Kurznachrichtendienst: Schäden durch Telegram-Sperre größer als gedacht

Michael Schäfer 110 Kommentare
Kurznachrichtendienst: Schäden durch Telegram-Sperre größer als gedacht

Auch zwei Wochen nach der Sperrung von Telegram bleibt der Kurznachrichtendienst in Russland ein Thema: Die Blockierung zahlreicher IP-Adressen zeigt nach wie vor keine Wirkung, dafür leiden zahlreiche andere Unternehmen unter dem Beschluss der Medienaufsicht Roskomnadzor. Experten fordern nun ein Ende der sinnlosen Aktionen.

Sperre besitzt kaum Auswirkungen

So schafft es Telegram nach wie vor erfolgreich, die verordneten Sperrungen zu umgehen und die Erreichbarkeit des Dienstes stabil zu halten. Dies bestätigte auch Kreml-Sprecher Dimitri Peskow gegenüber der Moscow Times: „Bei mir funktioniert es und mehr gibt es dazu nicht zu sagen‟.
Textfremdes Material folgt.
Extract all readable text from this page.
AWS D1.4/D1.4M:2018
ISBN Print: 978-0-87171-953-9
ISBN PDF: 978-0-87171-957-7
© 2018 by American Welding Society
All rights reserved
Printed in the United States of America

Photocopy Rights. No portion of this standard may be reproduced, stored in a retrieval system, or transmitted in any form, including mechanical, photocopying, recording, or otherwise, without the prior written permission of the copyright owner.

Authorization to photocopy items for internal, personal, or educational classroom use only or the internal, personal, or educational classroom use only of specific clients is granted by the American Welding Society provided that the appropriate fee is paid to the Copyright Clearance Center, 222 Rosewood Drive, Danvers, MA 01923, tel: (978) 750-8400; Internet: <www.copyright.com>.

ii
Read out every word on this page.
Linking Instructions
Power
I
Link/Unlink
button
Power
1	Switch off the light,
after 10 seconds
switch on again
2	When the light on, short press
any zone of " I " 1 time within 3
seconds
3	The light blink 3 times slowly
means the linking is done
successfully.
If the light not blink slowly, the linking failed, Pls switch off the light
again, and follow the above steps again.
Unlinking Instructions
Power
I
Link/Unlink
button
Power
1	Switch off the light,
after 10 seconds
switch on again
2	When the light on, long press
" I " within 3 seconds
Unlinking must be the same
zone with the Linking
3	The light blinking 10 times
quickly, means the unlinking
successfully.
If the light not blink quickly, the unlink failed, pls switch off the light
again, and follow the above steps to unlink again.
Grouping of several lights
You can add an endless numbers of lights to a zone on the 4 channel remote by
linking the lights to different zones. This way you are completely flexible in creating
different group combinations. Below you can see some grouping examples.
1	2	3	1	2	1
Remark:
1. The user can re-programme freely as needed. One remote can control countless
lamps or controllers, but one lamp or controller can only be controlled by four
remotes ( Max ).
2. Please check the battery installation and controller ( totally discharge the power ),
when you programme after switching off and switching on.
Amazon und Google erst der Anfang

Die Folgen der bisher kaum von Erfolg gekrönten Maßnahme können schon nicht mehr als Kollateralschäden bezeichnet werden, mittlerweile sollen hunderte von Unternehmen ebenfalls betroffen sein. Erst vor zehn Tagen wurde bekannt, dass alleine über 800.000 von Amazon für seine Cloud-Dienste gemietete IP-Adressen nicht mehr erreichbar waren, ebenso war Google betroffen. Auch mit Zahlungssystemen soll es in Russland nach den Sperrversuchen Probleme gegeben haben.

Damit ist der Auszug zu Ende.